I think it is good that the movie didn’t try too hard to judge the characters. Oliver Stone’s Wall Street, a great film in its own right, was a condemnation of the kind of behavior that took place on Wall Street in the 80’s and it still ended up serving as inspiration for modern day traders. The Wolf of Wall Street documents the decadent and depraved nature of its characters, but for the most part it stops at documentation, and doesn’t try to relay any heavy moral message, as that hasn’t really proved effective in the past even when it is extremely well done.

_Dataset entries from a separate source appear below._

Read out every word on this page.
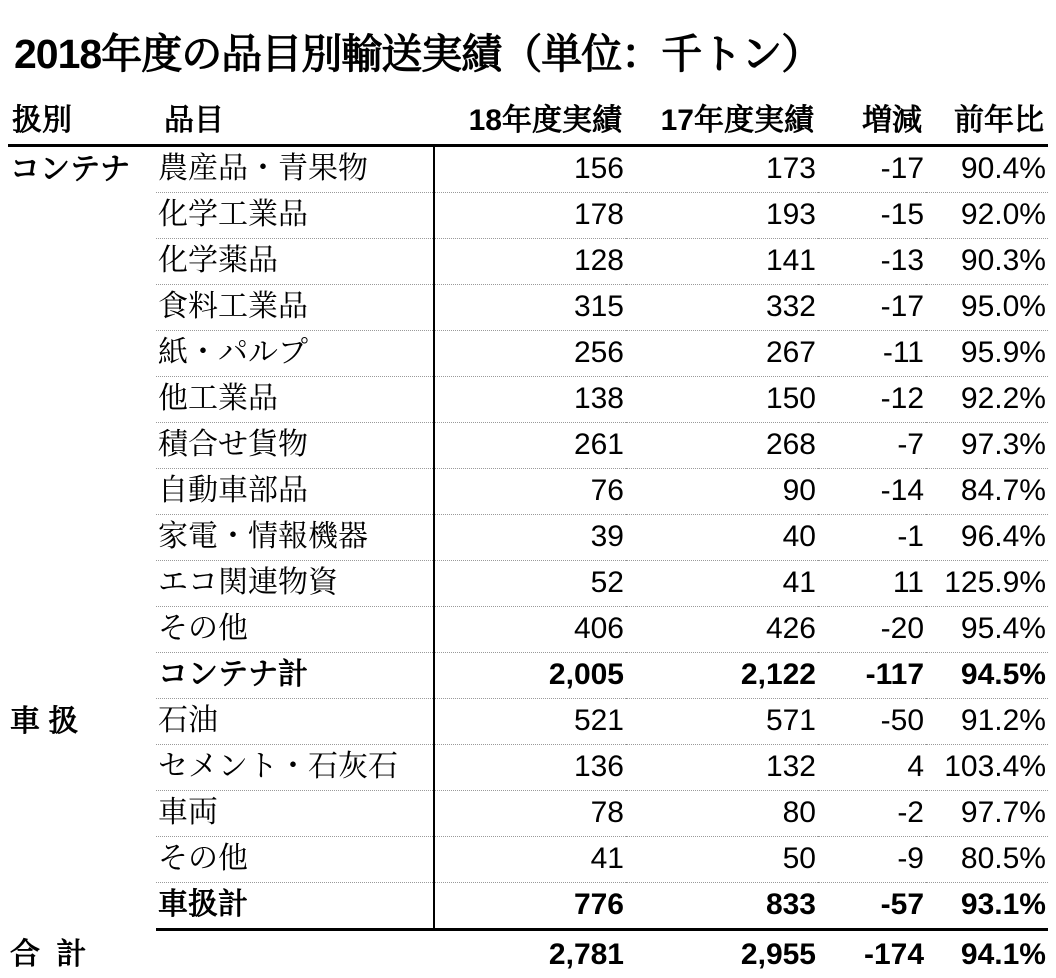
2018年度の品目別輸送実績（単位：千トン）
扱別	品目	18年度実績	17年度実績	増減	前年比
コンテナ	農産品・青果物	156	173	-17	90.4%
	化学工業品	178	193	-15	92.0%
	化学薬品	128	141	-13	90.3%
	食料工業品	315	332	-17	95.0%
	紙・パルプ	256	267	-11	95.9%
	他工業品	138	150	-12	92.2%
	積合せ貨物	261	268	-7	97.3%
	自動車部品	76	90	-14	84.7%
	家電・情報機器	39	40	-1	96.4%
	エコ関連物資	52	41	11	125.9%
	その他	406	426	-20	95.4%
	コンテナ計	2,005	2,122	-117	94.5%
車 扱	石油	521	571	-50	91.2%
	セメント・石灰石	136	132	4	103.4%
	車両	78	80	-2	97.7%
	その他	41	50	-9	80.5%
	車扱計	776	833	-57	93.1%
合 計		2,781	2,955	-174	94.1%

I can’t help but view The Wolf of Wall Street as a comedy about the absurdity of capitalism. These people are entirely despicable, in every way possible, yet these are the people that run our world. In the beginning of the movie the working class is portrayed as “suckers” by these people for not having what it takes to get ahead. Even the other rich, anyone that dares trust these people with their money, are laughed at and mocked. This movie paints our whole capitalist system as some kind of perverse joke. One of the most telling scenes in the movie is when Jordan Belfort, Leonardo DiCaprio’s character, changes the name of his company to Stratton Oakmont to give it a respectable old money waspish sounding name. Respectability is nothing but an illusion used to steal money from the “suckers” of the world.
But again this movie treats these people as animals in the zoo. They are not so much treated as bad guys, but as a strange species that we allow to roam, to the detriment of all. They make a mockery of our society, because we let them.